AI Agents Are Operating Close To Sensitive Enterprise Data
Claude Code and similar systems increasingly operate near highly sensitive enterprise environments.
Agents may interact with source code, SSH keys, deployment tooling, cloud configuration, environment files, customer data, internal repositories, and credentials.
The important point is that risk rarely comes from a single isolated event. A sensitive file read followed by external network communication is very different from a normal development workflow.
A shell command executed after a suspicious prompt sequence carries different operational risk than a standalone command. Runtime telemetry allows organizations to observe these sequences in context. This is what begins turning AI activity into operationally actionable security signals.
AI Security Cannot Become Another Isolated Security Console
One of the biggest risks in the AI security market right now is fragmentation. Organizations are already overloaded with disconnected dashboards, monitoring tools, and alert streams.
If AI security becomes another isolated monitoring silo, security teams will struggle to operationalize it. What matters is not only seeing AI activity. What matters is investigating it in context.
A suspicious AI session should be investigated alongside identity activity, endpoint telemetry, SaaS behavior, cloud signals, historical user activity, and business context.
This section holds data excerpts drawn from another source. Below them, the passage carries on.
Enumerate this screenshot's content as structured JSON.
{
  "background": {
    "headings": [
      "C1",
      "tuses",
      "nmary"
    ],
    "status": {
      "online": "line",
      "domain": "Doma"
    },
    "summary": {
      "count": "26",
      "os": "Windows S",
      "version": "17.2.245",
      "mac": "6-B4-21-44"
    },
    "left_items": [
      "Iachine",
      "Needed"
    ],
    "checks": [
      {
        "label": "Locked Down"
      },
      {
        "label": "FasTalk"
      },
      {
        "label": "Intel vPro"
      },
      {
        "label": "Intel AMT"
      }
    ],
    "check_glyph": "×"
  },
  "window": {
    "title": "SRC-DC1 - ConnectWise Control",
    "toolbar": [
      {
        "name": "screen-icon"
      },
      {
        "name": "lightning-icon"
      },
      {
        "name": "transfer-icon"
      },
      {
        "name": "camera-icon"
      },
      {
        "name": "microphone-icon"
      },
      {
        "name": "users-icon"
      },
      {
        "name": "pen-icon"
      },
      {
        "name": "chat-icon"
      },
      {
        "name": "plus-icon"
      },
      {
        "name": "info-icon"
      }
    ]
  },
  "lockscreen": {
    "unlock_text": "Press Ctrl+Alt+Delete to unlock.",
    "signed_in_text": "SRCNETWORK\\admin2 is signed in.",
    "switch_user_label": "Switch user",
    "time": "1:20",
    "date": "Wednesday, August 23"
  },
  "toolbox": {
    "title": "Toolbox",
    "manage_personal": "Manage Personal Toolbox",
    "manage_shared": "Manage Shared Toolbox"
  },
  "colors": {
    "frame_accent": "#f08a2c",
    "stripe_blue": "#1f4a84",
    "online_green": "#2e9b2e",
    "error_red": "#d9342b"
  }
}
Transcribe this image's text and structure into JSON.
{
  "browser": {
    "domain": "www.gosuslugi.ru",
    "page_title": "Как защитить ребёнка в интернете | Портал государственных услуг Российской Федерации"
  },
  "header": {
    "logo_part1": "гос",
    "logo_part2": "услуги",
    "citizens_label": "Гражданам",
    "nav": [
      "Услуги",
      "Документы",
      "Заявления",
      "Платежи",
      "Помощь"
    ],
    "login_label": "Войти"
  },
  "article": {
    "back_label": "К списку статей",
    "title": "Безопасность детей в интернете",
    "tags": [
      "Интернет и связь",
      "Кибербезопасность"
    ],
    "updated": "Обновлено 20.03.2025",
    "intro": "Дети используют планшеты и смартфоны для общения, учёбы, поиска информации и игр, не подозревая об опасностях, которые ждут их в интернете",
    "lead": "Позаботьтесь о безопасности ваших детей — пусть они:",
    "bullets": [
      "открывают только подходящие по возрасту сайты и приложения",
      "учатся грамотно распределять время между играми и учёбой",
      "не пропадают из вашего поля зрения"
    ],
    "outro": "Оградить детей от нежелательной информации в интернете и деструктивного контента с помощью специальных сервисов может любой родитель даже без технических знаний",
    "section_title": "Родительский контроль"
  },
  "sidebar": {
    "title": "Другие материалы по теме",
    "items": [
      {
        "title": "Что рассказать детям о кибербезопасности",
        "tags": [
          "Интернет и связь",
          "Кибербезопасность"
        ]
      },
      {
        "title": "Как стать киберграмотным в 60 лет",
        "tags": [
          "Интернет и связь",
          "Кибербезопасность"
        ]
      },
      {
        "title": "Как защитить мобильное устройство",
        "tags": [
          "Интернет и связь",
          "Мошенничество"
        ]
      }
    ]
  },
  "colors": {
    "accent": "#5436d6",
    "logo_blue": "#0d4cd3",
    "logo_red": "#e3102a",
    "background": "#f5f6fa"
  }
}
A prompt injection alert without downstream behavioral analysis is incomplete. An MCP alert without surrounding context rarely explains whether meaningful risk exists. A sensitive file read without understanding what happened next creates ambiguity instead of operational clarity.
Security teams do not need another stream of disconnected AI alerts. They need operational investigations.
The Beginning of Runtime AI Security
Claude Enterprise may be the first enterprise AI platform exposing enough telemetry to make runtime AI security operationally viable at scale.That matters far beyond Claude itself.
The broader industry direction is becoming increasingly clear.
AI systems are evolving from productivity tools into operational infrastructure with access to repositories, workflows, APIs, cloud environments, business systems, and sensitive enterprise data.
As that happens, security operations will need to evolve with them. Security teams will need runtime behavioral visibility, AI-native detections, investigation workflows, context-aware response, identity-aware agent monitoring, and operational AI security coverage.
The organizations that adapt successfully will not be the ones that block AI adoption completely. They will be the ones that learn how to monitor it, investigate it, and operationalize security around it as these systems become part of everyday enterprise operations.
That transition is already beginning. AI systems are becoming operational infrastructure.
Security operation teams now need to catch up.